Yvon Dandurand

It is perhaps too early for definitive answers on how organized crime fared during the COVID-19 pandemic, but it is time to ask ourselves some urgent questions and reexamine our policies. Predictably, organized crime networks were able to adapt quickly following the initial illicit market disruptions and even found new criminal opportunities. Law enforcement and justice systems were slow to recognize the full impact of the public health crisis and to adapt their strategies.

A very interesting and timely new book by two colleagues from the Global Initiative Against Transnational Organized Crime, Tuesday Reitano and Mark Shaw, presents some troubling evidence about how mafias, gangsters and scammers profit from the current pandemic.[1] Organized crime groups turn out to be major beneficiaries of the pandemic.

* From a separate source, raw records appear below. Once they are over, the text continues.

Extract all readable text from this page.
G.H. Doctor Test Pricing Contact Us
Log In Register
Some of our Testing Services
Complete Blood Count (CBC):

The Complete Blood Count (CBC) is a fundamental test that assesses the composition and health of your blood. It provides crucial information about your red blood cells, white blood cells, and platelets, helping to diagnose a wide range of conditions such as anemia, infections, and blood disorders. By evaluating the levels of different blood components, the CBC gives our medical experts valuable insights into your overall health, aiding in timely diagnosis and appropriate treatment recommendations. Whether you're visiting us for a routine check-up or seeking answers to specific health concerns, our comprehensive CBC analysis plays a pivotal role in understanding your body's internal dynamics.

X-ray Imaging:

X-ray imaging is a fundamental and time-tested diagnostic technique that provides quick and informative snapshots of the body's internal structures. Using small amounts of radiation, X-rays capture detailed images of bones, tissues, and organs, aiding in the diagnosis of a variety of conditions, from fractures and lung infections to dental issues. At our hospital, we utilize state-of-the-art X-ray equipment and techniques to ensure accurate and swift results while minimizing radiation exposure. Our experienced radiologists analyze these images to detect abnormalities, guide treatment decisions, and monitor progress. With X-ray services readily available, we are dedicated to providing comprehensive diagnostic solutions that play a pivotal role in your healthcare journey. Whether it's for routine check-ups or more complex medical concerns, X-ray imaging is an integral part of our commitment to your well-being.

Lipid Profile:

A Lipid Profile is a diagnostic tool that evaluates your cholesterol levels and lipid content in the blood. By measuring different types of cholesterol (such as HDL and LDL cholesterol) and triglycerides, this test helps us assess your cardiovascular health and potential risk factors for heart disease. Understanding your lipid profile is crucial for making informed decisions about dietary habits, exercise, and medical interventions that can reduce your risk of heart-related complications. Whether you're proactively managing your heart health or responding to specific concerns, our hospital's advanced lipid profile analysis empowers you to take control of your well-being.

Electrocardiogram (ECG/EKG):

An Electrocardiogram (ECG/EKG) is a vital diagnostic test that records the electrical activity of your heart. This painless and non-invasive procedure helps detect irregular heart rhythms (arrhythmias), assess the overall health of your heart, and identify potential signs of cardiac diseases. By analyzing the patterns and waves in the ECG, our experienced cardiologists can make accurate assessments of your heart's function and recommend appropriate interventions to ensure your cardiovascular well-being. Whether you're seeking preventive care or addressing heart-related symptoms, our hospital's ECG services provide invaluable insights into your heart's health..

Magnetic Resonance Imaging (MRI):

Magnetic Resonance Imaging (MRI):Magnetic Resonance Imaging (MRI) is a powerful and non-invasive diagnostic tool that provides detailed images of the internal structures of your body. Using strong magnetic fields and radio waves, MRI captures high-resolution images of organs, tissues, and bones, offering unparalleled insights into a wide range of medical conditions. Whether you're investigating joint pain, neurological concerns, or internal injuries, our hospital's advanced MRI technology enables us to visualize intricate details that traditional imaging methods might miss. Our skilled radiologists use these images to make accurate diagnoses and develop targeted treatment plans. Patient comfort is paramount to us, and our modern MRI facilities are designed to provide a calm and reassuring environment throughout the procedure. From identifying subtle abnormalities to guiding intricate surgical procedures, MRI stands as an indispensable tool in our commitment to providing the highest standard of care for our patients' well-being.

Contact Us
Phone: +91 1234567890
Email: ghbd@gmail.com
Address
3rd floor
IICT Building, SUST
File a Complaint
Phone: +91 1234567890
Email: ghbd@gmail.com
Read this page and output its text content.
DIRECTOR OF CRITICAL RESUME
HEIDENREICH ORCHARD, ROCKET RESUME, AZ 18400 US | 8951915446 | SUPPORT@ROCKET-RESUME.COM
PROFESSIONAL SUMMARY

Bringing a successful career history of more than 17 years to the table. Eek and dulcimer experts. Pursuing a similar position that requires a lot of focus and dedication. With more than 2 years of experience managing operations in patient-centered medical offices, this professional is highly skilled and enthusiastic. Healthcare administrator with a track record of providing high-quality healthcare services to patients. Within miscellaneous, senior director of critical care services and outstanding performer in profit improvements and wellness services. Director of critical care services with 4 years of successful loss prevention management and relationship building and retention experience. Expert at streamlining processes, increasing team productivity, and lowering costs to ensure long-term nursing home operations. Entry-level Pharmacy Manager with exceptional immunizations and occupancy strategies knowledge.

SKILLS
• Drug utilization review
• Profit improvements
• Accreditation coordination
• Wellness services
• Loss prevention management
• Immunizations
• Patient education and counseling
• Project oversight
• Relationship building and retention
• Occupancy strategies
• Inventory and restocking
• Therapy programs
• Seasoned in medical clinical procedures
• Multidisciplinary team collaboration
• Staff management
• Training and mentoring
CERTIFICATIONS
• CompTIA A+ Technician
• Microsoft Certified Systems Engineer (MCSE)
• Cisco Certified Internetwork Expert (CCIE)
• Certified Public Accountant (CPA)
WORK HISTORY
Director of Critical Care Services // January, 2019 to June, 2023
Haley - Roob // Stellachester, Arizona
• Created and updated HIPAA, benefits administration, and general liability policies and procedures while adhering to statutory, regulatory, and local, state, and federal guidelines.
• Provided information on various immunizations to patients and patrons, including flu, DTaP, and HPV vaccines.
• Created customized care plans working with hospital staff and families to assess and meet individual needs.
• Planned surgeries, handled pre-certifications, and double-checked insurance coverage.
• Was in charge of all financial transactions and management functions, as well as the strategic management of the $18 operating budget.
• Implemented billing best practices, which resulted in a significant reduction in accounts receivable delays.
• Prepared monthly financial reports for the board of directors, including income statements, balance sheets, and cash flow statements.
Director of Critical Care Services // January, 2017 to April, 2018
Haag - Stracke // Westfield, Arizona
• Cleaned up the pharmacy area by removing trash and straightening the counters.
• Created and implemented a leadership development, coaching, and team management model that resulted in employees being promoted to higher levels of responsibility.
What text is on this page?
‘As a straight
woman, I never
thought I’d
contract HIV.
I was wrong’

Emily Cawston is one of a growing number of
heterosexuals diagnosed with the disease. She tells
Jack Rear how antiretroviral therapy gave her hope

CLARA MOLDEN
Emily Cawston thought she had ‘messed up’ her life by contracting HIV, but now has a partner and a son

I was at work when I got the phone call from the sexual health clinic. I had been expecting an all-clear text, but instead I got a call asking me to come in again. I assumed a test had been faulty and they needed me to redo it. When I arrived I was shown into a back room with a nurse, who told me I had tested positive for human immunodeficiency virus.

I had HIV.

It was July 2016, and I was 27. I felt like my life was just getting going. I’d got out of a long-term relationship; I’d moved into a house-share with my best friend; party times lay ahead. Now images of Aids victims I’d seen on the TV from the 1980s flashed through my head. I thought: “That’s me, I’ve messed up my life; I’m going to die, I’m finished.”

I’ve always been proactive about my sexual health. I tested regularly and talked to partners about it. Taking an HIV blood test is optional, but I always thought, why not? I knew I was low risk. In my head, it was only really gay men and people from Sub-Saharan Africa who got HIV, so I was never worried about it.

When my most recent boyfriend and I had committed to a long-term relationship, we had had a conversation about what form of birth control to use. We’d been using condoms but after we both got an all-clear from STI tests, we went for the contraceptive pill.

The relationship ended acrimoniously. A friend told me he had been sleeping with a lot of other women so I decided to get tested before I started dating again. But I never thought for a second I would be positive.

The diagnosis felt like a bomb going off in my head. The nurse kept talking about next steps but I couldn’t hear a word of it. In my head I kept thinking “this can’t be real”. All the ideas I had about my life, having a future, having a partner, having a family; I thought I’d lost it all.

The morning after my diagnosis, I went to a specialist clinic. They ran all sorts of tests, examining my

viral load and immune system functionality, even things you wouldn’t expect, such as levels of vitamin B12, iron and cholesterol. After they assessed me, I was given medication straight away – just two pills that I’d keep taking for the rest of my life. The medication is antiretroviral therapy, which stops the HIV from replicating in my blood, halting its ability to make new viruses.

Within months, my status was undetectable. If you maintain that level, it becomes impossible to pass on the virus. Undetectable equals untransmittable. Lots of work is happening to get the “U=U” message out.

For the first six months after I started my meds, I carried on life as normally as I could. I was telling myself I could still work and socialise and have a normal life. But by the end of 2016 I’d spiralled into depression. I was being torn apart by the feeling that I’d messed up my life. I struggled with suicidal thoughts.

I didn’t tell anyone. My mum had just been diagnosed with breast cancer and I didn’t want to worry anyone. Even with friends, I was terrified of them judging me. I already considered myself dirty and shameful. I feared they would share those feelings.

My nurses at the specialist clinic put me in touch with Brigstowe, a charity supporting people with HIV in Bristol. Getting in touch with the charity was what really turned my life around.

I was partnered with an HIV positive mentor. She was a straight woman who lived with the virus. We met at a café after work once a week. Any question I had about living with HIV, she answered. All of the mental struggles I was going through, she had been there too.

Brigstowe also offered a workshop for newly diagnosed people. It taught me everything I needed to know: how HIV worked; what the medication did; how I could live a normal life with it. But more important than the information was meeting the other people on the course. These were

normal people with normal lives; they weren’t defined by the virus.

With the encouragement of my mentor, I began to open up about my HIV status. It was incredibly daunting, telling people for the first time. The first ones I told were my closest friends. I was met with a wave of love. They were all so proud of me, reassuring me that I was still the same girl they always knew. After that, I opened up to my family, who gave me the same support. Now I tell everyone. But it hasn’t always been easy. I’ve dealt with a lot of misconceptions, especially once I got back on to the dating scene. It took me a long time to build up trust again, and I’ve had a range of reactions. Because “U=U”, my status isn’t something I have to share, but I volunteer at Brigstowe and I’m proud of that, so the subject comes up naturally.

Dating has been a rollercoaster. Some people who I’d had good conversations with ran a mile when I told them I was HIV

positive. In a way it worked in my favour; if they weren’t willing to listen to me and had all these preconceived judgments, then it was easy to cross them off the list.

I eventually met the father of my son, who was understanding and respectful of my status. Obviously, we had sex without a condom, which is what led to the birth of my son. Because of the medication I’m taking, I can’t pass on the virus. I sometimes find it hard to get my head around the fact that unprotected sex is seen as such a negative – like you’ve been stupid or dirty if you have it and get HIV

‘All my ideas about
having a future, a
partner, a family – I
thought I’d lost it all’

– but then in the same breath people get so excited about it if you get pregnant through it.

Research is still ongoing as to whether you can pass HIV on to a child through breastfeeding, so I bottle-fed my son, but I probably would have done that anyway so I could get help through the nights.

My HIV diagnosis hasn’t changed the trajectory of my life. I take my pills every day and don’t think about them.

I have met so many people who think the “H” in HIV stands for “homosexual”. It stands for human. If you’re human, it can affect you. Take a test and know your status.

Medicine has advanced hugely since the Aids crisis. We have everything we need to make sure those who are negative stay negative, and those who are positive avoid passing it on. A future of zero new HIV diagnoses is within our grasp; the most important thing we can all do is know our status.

Rather than diminishing the strength of organized crime, the pandemic may in fact have increased it by forcing organizations to become even more adaptable and innovative (p. 81). Criminal networks were extremely resilient during the pandemic, in part by weeding out lesser actors. Criminal organizations that survived the crisis are emerging even stronger than before. In many instances, they managed to consolidate or improve their position within criminal networks.

Illicit drug markets invariably prove themselves resilient and flexible, and they either promptly adapt to change and reconfigure or displace themselves. The pandemic seems to have had very little lasting impact on the drug trade, past its initial temporary shock to illicit drug markets. The production remained steady and the overall volumes of drugs moving across borders did not change significantly. The facts that the traffic in opioids thrived and that the related opioid public health crisis became even more serious during the pandemic are not just a coincidence.

Because of the dynamic nature of drug markets and the flexibility of the criminal organizations engaged in them, law enforcement agencies must constantly vary, refine and, if they can, perfect their strategies. In a sense, however, the pandemic distracted law enforcement from its usual, albeit limited, activities to disrupt and control transnational illicit markets. There were many other emergencies to attend to and transnational organized crime understandably received less attention. Reitano and Shaw refer to pared-down policing against organized crime during the pandemic, with the net result that “the overall effectiveness of policing efforts against organized crime weakened during the pandemic” (p. 156).

There is a lot of speculation about what a “new normal” may be like, post-pandemic. It is already clear that the new normal for transnational organized crime groups is full of promises, opportunities and profits. However, the new normal for law enforcement’s fight against transnational organized crime and illicit markets may not be as promising. Law enforcement efforts, particularly with respect to the control of illicit markets, have been seriously undermined by the pandemic.

The lessons drawn by Reitano and Shaw obviously have broader implications for understanding the dynamics of illicit markets and criminal networks. Indeed the authors suggest that “the pandemic may provide a long overdue opportunity to rethink how several illicit markets are regulated, to build more effective institutions to fight organized crime, and to improve the life and livelihood of people often caught in the web of criminal governance” (p. 8). Let’s not waste that opportunity.

[1] Tuesday Reitano & Mark Shaw (2021). Criminal Contagion: How Mafias, Gangsters and Scammers Profit from a Pandemic. London: Hurst.